My face has an uncontrollable grin of anticipation across it.  I'm going to bond with her.

"Now look at me.  One, two, one-two-three.  One, two, one-two-three.  Wait!" She kicks off her slippers and sends them flying across the room.  Her feet have exceptionally high arches.  Nothing between the ball and the heel touches the marble floor.  

I park my slippers next to the sofa and follow her example.

She takes me by the hand.  "One, two, one-two-three.  Now this isn't ballet school, so sway your hips a little.  Like this.  Good."

Good.  Well, I can't sway as gracefully as she.  Just like I'll never get into her 60-centimetre waist silk and satin evening dresses – the ones she wore before I came along – which she is saving for me for when I grow up.

Suddenly, an outraged, astounded face appears in the doorway.  Without her glasses, my grandmother's large, slightly protruding eyes look even larger.  This cameo is also part of the routine.  She looks at my mother.  "Are you crazy? It's one o'clock in the morning! The child has to go to school tomorrow! Katia, go to bed.  And look at you, barefoot on the stone floor.  You'll catch a cold!"

I reply, on cue, "Oh, no, not yet, please!"

"Yes, yes, Mum, you're absolutely right," my mother says with a total lack of sincerity.  "We'll both go to bed soon.  I promise.  Why don't you come and dance with us?"

My grandmother stands in the doorway for a few seconds.  "Well, goodnight, you crazy night owls."  

She vanishes as quietly as she appeared.  Such a light step.  "She never even wears out her shoes," my mother often says.

Now that I've mastered the basic steps, we come to phase two of the lesson.  My mother goes to the bamboo bookcase that holds all our records.  She pulls out an Ella Fitzgerald LP, places it on the Philips turntable, lifts the arm, carefully lowers the sapphire stylus on the right track.

You-ouuuuuuuuuu – you!

You're driving me crazy

One, two, cha-cha-cha.  One, two, cha-cha-cha.

We dance together.  Ella Fitzgerald speeds up.  The words are sung faster and faster,   spiralling beyond the possibility of any dance steps, so it becomes a free for all on the marble floor.  

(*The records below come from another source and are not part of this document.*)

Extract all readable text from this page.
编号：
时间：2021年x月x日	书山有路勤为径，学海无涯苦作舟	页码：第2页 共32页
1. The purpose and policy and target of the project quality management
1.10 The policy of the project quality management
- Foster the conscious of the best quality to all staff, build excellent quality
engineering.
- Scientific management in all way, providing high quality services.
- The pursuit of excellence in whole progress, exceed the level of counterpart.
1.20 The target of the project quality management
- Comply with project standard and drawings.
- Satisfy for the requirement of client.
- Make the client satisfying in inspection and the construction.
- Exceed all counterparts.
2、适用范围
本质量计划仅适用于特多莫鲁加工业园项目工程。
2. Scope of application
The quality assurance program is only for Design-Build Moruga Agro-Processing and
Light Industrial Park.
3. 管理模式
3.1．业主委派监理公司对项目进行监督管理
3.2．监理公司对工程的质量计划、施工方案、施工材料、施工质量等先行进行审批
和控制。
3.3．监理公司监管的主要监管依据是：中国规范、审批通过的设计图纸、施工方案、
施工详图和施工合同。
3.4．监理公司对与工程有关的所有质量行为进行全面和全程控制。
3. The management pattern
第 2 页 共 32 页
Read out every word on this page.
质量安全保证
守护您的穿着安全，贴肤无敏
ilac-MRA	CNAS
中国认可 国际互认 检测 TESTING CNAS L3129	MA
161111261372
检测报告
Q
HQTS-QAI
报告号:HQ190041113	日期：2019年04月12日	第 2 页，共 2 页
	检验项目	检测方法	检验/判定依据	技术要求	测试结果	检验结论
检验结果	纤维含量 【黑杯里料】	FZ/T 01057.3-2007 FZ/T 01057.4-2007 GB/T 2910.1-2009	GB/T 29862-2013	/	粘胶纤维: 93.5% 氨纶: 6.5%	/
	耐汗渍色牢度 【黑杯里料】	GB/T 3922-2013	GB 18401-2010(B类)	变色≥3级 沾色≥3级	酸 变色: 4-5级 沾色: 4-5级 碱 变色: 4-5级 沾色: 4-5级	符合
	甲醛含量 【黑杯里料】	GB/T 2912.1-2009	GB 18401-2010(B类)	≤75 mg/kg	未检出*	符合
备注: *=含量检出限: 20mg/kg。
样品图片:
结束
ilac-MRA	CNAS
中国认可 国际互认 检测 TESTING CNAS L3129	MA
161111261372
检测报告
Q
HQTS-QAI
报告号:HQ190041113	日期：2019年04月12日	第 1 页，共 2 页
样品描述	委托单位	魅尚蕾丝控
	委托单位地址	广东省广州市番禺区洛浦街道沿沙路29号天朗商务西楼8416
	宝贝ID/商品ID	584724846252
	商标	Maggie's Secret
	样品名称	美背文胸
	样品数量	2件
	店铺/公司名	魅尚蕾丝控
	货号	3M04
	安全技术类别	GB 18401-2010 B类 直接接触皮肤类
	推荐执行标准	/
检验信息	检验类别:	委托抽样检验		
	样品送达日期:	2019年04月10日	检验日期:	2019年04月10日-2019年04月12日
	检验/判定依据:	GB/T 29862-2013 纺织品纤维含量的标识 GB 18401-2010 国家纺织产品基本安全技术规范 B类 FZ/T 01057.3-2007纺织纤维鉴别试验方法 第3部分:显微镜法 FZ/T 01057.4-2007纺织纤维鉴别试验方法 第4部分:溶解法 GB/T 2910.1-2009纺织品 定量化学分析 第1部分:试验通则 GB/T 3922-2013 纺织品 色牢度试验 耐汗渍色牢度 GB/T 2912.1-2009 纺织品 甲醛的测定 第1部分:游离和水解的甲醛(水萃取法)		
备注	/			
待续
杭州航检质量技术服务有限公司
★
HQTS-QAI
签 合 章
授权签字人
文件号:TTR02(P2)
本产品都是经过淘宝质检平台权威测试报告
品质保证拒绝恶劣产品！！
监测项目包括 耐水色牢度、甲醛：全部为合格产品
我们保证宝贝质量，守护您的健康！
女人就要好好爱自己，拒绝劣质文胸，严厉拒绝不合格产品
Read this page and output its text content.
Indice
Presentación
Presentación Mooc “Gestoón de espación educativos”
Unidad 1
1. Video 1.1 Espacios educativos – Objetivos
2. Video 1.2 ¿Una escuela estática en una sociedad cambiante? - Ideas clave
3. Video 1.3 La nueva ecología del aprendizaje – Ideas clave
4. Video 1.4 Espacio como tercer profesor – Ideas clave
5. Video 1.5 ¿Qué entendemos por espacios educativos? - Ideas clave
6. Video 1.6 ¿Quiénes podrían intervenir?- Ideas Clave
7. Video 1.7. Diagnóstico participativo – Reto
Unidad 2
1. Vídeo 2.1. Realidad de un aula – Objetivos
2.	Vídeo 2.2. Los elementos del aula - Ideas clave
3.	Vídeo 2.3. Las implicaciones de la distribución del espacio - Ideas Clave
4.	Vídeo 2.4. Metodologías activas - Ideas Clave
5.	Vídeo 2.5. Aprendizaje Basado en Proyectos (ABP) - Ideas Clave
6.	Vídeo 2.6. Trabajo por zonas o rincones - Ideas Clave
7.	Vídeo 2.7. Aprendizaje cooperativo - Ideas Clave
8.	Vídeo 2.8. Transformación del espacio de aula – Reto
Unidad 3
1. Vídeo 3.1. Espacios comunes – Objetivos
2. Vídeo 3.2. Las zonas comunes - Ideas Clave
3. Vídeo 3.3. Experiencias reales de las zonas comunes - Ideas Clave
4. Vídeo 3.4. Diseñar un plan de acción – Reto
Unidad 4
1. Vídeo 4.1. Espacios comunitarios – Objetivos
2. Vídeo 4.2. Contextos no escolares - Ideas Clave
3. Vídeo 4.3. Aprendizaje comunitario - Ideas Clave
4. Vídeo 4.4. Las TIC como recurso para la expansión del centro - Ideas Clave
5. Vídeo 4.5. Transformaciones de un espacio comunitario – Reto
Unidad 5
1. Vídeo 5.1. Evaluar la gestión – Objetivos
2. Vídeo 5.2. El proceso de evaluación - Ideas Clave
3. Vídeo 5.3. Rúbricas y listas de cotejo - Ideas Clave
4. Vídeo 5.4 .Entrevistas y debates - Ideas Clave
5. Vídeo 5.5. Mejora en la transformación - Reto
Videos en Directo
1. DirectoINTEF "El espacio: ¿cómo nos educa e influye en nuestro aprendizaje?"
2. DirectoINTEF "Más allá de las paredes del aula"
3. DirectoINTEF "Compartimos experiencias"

It's half past one.  We're both breathless, suppressing our laughter to avoid waking up my grandmother.  "Now go to bed, tesoro," my mother says, her face suddenly authoritative although the corners of her mouth are still dimpled and her eyes sparkling.

I go to bed.  My mother returns to the kitchen.  I wonder how long she'll stay up.  I wish I weren't so sleepy.  I wish I didn't have school tomorrow.  On my bed, the dog is snoring.  I slip under the blanket, taking care not to push him with my feet.

I fall asleep, smiling, my hand under my pillow, the previous couple of hours tight in my fist.  Like a treasure I never want to lose.